Courant… 2011, Entre Chien et Loup coproduit le premier long métrage de l’actrice Hélène Fillières. Un film au parfum vénéneux puisque le roman sur lequel il est basé (Sévère, de Régis Jauffret), narre sous couvert de pseudonymes une histoire torride qui a fait grand bruit vers 2005 lorsque le banquier Édouard Stern mourut dans des circonstances pour le moins troubles.

 

 

Pour éviter de se confronter à un procès, Jauffret écrit donc un roman où les personnages ne portent pas de nom. Personne n’est dupe et dès avant sa publication le texte pose problème. Gallimard, l’éditeur attitré de l’écrivain veut élaguer les passages délicats, Jauffret refuse, trouve un accord avec le Seuil qui rachète le manuscrit et le publie. Au final : un court livre de 160 pages sous couverture blanche, mais qui va faire des vagues.

 

Très rapidement, l’auteur et Olivier Betourné, PDG du Seuil, sont attaqués en justice par la famille du banquier qui (re)nie farouchement la version de l’écrivain et crie à l’atteinte à la vie privée. S’en suit un passionnant débat sur la place de la fiction et celle du témoignage dans la littérature, dans l’art en général. Un débat répété l’an dernier avec la sortie d’A Perdre la Raison de Joachim Lafosse. Ici, La procédure durera près de deux ans jusqu’à ce que, le 18 janvier 2012, la famille y renonce par la voix de son avocat.

Non, pas que les enfants et la femme de l’homme d’affaires estiment avoir tort, au contraire : dans un arrêt rendu le 8 décembre 2011, la Cour de Cassation a rappelé que le respect de la vie privée était un principe à valeur constitutionnelle et son régime de protection conforme aux règles fondamentales d’un État de droit.

 

 

Satisfaits qu’on leur donne implicitement raison, mais ne voulant pas apparaître comme des censeurs, les descendants de Stern décident alors de laisser tomber la procédure. Ce qui libéra d’un poids l’éditeur, l’auteur… mais aussi les producteurs du film qui avait été tourné entretemps.

 

Qu’est-ce qui a donc bien pu engendrer toute cette agitation, vous demandez-vous? Tout simplement la nature de la relation contée dans le livre (et le film) entre le banquier (qui ne porte pas d’autre nom) et sa jeune… maîtresse. Une relation sadomasochiste épicée et dangereuse.

 

 

Cette version a bien sûr toujours été contestée par les proches de Stern, mais Jauffret en préambule du roman précisait « La fiction éclaire comme une torche. Un crime demeurera toujours obscur (…) L’imagination est un outil de connaissance (…) Oui, mais la fiction ment. (…) Elle est née de mauvaise foi. (…) Je suis romancier, je mens comme un meurtrier. Je ne respecte ni vivants, ni morts, ni leur réputation, ni la morale. Surtout pas la morale. »

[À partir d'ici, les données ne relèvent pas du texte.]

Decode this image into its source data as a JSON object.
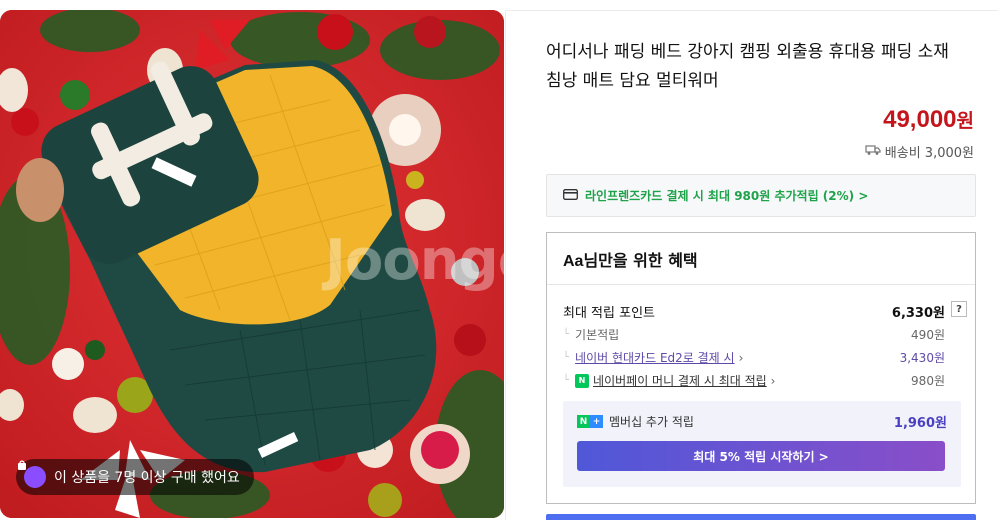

Une distanciation intelligente, mais ambiguë qui n’a donc finalement pas servi son immunité. Quoique…

 

Les affaires légales réglées, le titre changé, on attend dorénavant le film avec une impatience exacerbée. Ne fût-ce que parce que le rôle du banquier sera tenu par Benoit Poelvoorde officiant dans un registre grave et déroutant, en décalage avec cette image d’amuseur public… dont il s’écarte de plus en plus régulièrement. Face à lui, Laetitia Casta et Richard Bohringer complètent le trio infernal de ce drame qui fait abstraction d’autres personnages importants qui parasiteraient le propos.

 

 

Le pitch? Simple, efficace, implacable donc : la jeune femme vit avec son vieux mari (qui ne l’est d’ailleurs pas vraiment) et monnaie plus ou moins ses charmes. Jusqu’au moment où on la présente au Banquier, un homme charismatique, froid, riche et qui a tellement de pouvoir qu’il ne conçoit sa sexualité que dans l’humiliation. Une relation complexe va se mettre en place entre un homme qui ne parvient jamais vraiment à se laisser dominer même s’il y aspire et une femme qui n’a pas la force et l’énergie de jouer constamment son rôle de maîtresse. Qui humilie qui? Et jusqu’où?

 

Mal reçu en France où il a été peu promotionné et visiblement mal compris par beaucoup, Une Histoire d’Amour nous arrivera donc dans deux mois. Philippe Bourgueil qui l’a monté nous expliquait récemment combien il avait trouvé son ami Benoit Poelvoorde exceptionnel dans ce rôle atypique, grave et tendu.
Rien que pour cela, le film devrait trouver bien plus facilement son public chez nous.